How to establish inequality $U_{n+1} \leq U_{n}+\frac{1}{2^{^n}}$ $\begin{cases}
U_{1} = 1
      \\
U_{n+1} = \sqrt{U_{n}²+\frac{1}{2^{^n}}}
   \end{cases}$
How do I establish the following inequality ?
For $n \geq 1$
$U_{n+1} \leq U_{n}+\frac{1}{2^{^n}}$
I thought about proving that the sequence is increasing so that
$U_{n+1} \geq U_{n}$
But it's pretty useless here, I don't know how to advance any further.

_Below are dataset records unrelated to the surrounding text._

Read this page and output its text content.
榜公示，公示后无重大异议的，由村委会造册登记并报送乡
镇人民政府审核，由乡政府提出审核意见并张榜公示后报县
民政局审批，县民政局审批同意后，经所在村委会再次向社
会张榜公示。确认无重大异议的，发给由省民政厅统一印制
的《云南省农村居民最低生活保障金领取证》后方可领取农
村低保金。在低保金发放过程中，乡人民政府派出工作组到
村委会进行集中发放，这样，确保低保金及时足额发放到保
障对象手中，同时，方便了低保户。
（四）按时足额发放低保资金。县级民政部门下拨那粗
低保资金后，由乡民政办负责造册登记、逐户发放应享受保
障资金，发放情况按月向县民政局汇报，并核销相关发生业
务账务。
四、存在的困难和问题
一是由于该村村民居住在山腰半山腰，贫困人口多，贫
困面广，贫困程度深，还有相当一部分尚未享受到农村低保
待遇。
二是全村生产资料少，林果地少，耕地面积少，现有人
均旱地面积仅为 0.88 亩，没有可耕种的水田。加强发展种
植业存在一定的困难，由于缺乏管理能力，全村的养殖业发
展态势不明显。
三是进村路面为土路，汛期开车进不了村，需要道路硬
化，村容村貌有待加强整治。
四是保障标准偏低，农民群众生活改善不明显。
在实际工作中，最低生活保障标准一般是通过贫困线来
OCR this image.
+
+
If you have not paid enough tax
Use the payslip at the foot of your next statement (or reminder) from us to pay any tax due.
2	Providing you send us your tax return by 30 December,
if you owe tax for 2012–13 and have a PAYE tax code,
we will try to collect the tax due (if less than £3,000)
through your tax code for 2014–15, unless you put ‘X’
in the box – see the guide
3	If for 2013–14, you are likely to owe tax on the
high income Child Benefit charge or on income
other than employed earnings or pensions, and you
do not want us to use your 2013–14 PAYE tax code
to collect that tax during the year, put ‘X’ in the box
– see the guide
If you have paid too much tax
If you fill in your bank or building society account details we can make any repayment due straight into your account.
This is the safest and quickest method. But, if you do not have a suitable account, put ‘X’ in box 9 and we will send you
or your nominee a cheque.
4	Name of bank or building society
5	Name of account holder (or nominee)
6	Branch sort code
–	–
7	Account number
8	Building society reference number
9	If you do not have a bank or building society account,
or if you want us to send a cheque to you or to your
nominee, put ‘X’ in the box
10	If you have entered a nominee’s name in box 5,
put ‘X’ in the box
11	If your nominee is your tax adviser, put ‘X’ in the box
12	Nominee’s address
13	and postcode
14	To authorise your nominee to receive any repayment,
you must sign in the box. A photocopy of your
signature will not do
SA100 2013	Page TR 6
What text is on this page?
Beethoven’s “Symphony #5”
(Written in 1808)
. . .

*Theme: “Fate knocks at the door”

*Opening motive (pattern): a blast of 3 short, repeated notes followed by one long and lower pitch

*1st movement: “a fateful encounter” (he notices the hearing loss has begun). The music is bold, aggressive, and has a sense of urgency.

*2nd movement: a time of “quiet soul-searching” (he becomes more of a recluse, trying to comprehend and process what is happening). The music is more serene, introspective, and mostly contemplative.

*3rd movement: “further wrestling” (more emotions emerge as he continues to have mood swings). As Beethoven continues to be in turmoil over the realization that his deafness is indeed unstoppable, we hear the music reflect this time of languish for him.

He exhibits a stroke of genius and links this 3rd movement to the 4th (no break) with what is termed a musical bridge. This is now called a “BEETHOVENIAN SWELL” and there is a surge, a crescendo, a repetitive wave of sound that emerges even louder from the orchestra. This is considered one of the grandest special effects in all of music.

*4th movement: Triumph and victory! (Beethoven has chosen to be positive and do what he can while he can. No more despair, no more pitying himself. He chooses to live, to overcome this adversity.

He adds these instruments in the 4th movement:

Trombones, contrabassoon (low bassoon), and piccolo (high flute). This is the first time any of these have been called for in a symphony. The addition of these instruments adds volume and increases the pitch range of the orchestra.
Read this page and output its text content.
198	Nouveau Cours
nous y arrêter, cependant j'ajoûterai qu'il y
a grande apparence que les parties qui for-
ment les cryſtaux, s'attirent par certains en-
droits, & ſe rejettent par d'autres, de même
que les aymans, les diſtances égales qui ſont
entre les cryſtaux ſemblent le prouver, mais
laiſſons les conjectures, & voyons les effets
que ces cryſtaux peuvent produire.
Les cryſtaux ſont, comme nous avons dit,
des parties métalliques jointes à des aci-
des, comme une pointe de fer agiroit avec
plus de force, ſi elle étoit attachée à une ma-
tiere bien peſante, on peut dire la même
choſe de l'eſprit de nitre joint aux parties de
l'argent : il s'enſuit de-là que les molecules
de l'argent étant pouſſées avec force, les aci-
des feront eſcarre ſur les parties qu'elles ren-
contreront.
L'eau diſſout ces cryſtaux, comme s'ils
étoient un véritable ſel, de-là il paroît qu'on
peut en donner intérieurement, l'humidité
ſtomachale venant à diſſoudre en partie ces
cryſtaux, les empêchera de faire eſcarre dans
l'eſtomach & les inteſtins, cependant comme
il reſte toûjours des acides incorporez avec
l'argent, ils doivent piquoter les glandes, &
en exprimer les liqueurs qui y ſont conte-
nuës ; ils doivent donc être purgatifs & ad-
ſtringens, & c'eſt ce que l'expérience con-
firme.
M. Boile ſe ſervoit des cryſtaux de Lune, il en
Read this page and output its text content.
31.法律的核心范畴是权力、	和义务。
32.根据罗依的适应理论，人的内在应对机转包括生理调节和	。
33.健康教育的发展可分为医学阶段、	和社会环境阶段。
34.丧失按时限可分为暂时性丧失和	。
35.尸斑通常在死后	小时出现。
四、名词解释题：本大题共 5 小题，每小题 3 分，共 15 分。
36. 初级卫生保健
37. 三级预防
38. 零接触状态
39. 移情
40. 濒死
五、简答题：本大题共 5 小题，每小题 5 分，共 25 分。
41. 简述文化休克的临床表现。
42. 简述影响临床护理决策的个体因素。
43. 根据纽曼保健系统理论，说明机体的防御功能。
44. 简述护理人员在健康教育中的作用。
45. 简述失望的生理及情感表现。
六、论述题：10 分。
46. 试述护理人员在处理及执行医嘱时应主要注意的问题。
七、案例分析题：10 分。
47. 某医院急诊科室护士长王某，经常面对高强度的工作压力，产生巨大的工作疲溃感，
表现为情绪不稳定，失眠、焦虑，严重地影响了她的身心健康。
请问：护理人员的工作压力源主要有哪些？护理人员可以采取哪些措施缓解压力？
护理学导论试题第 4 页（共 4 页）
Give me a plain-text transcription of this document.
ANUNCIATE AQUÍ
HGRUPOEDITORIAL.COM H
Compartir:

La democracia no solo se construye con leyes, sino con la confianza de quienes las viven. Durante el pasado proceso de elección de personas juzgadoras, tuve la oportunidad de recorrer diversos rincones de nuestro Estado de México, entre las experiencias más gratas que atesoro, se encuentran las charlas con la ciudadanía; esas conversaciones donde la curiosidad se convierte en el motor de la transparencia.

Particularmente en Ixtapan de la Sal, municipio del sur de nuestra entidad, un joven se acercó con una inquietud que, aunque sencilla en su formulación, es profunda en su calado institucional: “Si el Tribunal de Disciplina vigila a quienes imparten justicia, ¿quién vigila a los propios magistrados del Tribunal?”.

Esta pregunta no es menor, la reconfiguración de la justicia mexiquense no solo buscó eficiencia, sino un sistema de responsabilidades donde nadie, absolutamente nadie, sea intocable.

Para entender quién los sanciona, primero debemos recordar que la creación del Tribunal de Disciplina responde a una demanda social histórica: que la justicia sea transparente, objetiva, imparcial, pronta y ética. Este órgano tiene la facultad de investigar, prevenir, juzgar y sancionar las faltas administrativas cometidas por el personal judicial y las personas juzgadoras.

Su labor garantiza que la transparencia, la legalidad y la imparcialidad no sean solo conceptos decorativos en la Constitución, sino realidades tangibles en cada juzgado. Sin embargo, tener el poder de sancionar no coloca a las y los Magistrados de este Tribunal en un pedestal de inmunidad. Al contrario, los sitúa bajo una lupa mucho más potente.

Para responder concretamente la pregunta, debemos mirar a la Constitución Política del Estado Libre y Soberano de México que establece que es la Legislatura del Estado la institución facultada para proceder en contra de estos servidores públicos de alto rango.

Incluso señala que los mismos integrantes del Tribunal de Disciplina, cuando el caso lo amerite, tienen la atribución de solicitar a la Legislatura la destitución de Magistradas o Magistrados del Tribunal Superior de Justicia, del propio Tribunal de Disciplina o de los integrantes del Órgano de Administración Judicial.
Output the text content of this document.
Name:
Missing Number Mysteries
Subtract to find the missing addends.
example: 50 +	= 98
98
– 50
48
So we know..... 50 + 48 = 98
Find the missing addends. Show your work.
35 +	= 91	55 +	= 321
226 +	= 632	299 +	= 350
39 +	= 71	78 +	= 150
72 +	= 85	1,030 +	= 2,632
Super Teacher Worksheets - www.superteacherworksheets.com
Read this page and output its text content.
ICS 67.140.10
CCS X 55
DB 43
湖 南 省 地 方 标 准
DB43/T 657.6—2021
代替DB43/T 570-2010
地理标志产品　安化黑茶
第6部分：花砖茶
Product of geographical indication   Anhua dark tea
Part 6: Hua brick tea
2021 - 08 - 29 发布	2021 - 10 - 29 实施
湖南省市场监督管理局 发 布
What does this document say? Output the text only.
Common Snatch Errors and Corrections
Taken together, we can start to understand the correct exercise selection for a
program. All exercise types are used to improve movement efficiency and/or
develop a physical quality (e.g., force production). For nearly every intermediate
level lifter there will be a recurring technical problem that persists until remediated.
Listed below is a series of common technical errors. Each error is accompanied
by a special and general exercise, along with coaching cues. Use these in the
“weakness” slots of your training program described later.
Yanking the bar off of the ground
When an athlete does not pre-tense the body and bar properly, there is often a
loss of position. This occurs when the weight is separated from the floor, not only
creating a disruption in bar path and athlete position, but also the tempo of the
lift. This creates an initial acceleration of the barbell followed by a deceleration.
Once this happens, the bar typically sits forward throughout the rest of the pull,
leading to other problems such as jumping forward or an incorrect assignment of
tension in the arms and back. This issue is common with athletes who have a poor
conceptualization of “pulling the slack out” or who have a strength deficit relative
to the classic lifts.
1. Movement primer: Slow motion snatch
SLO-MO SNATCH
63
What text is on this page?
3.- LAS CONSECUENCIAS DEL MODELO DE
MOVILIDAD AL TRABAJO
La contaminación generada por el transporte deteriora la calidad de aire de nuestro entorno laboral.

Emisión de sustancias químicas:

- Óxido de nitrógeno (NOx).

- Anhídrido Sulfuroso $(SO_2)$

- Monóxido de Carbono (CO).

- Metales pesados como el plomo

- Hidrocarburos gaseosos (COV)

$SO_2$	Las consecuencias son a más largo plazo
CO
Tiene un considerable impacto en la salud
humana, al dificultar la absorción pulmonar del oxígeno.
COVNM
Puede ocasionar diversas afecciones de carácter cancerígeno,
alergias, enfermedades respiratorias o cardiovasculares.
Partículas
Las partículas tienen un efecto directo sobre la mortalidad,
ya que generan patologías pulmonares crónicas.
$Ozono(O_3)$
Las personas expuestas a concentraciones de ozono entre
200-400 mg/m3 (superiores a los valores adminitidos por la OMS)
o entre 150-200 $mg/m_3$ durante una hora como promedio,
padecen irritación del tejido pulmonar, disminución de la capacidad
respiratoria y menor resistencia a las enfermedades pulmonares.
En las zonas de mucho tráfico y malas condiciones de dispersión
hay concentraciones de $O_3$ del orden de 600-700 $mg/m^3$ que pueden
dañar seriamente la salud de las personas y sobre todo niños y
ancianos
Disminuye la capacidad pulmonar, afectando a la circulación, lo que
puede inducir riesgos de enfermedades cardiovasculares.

 A: $ U_{n+1} \leq U_n + \frac{1}{2^n} \iff \sqrt{U_n^2 + \frac{1}{2^n}} \leq U_n + \frac{1}{2^n}. $
Squaring both sides, since $U_n$ is clearly positive we want to show that
$$U_n^2 + \frac{1}{2^n} \leq U_n^2 + \frac{U_n}{2^{n-1}} + \frac{1}{4^n}$$
Now it's enough to show that $U_n \geq 1$ for all $n$,  because then we have $\frac{U_n}{2^{n-1}} \geq \frac{1}{2^{n-1}} \geq \frac{1}{2^n}$ so we're done.
$U_n \geq 1$ should be obvious. (Turns out that $U_n$ increasing isn't useless!)
A: $\begin{cases}
u_{1} = 1
      \\
u_{n+1} = \sqrt{u_{n}^2+\frac{1}{2^{^n}}}
\end{cases}
$
Therefore
$u_{n+1}^2
=u_n^2+\dfrac1{2^n}
$
so
$u_{n+1}^2-u_n^2
=\dfrac1{2^n}
$
so
$u_n > 1$
for $n > 1$.
Therefore
$u_{n+1}-u_n
=\dfrac1{2^n(u_{n+1}+u_n)}
\lt\dfrac1{2^n2}
=\dfrac1{2^{n+1}}
$.
A: A comment:
One can prove that
$$U_{n+1} \leq U_{n}+\frac{1}{2^{\frac{n}{2}}} \qquad (1)$$
Simply
$$U^2_{n+1} \leq U^2_{n}+\frac{1}{2^{^n}}\leq U^2_{n}+\frac{1}{2^{\frac{n}{2}-1}}U_{n}+\frac{1}{2^{^n}}=(U_{n}+\frac{1}{2^{\frac{n}{2}}})^{2}$$
Is (1) enough for your purposes ?